It appears that the issue in my case with IE 11 is not related to webGL, but rather how SceneJS loads OBJ files. The method used by SceneJS seems to be incompatible with IE.
Within obj.js, the load() function invokes
xhr.responseType = "arraybuffer";
, which triggers an error in IE causing the obj file not to load.

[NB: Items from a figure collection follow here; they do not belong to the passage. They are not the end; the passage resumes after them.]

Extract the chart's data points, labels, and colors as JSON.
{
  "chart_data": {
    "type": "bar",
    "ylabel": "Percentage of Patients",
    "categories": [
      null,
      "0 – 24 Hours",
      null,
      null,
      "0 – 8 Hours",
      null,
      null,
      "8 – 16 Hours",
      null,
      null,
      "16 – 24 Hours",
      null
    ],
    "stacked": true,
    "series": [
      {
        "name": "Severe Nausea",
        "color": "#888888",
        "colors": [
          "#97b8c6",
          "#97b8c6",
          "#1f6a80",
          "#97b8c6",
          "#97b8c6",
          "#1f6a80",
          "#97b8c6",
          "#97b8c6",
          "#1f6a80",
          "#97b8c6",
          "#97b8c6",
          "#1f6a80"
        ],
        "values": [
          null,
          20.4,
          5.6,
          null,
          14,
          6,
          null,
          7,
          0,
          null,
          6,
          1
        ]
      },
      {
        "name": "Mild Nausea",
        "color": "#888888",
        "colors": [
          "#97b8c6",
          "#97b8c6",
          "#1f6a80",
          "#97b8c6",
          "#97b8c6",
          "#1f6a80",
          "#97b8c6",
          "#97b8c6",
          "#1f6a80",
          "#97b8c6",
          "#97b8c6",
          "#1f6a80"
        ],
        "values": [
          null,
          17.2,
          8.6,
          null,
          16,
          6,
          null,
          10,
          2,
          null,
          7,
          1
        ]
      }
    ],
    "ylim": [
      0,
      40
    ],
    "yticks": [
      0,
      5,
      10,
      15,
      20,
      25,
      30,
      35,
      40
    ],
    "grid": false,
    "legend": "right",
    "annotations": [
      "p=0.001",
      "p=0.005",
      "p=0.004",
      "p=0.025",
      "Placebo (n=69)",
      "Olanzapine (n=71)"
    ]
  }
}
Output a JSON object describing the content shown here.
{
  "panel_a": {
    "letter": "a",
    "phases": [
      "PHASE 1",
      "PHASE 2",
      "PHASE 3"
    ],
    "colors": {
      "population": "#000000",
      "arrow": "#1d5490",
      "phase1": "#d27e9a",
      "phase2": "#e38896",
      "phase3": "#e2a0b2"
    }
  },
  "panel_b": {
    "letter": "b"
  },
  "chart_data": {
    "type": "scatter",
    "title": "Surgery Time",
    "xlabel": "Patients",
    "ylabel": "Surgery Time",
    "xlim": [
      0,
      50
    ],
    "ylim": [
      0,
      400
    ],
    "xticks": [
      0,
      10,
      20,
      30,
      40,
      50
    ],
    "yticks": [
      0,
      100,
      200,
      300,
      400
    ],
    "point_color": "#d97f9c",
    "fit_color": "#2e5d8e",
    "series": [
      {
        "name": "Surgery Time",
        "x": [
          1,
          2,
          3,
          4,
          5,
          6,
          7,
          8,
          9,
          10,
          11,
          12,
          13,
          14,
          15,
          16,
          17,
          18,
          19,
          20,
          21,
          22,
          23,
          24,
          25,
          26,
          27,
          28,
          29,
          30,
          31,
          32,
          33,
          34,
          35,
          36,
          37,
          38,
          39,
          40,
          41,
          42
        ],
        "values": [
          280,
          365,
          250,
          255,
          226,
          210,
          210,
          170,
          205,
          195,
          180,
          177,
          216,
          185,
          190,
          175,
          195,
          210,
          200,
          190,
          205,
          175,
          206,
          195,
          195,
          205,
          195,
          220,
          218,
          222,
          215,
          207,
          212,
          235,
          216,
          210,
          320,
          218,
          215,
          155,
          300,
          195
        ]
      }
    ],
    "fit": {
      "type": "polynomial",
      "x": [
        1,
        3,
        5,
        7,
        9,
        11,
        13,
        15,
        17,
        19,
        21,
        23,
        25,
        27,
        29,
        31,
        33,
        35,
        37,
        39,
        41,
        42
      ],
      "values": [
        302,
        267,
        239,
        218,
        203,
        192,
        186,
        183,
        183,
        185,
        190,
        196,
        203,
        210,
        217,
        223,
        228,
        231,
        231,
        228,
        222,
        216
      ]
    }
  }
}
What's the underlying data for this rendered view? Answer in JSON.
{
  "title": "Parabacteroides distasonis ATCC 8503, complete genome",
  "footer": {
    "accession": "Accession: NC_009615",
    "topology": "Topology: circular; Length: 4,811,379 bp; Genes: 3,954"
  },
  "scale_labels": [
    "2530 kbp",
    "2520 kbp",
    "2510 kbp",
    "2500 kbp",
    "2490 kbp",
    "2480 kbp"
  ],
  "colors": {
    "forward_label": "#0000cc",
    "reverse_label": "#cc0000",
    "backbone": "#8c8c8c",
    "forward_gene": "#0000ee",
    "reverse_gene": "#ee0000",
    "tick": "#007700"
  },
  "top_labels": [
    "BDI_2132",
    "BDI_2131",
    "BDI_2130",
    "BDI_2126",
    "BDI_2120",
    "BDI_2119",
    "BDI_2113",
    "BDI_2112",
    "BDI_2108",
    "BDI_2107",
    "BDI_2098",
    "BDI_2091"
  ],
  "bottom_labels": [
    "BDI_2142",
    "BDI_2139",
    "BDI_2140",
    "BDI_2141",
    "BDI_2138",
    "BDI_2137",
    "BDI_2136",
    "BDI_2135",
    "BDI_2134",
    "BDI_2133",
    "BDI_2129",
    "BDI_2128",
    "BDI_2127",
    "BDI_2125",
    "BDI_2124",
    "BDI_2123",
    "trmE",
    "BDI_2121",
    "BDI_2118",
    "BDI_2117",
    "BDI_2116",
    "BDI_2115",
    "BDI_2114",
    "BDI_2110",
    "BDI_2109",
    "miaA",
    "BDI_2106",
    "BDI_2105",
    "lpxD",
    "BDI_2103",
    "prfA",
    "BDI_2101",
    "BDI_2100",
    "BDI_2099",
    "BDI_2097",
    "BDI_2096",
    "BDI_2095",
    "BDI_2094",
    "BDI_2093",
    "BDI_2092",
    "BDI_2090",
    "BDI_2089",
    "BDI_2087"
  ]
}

An easy fix is to modify the load function in obj.js (around line 75 non minified). Below is the revised function:
function load(url, ok, error) {
var xhr = new XMLHttpRequest();
//xhr.responseType = "arraybuffer"; // changed
//xhr.addEventListener('progress',
//function (event) {
//TODO: Update the task? { type:'progress', loaded:event.loaded, total:event.total }
//}, false);
xhr.addEventListener('load',
function(event) {
if (event.target.response) {
var s = event.target.response;
var uintArray = new Uint8Array(s.split('').map(function(char) {return char.charCodeAt(0);}));
ok(uintArray);
} else {
error('Invalid file [' + url + ']');
}
}, false);
xhr.addEventListener('error',
function() {
error('Couldn\'t load URL [' + url + ']');
}, false);
xhr.open('GET', url, true);
xhr.send(null);
}
})();
By commenting out xhr.responseType = "arraybuffer", it defaults the response type to "text". Then, you must manually convert the downloaded text string into an arraybuffer using the Uint8Array function. This approach seems to resolve the issue across all browsers I have tested.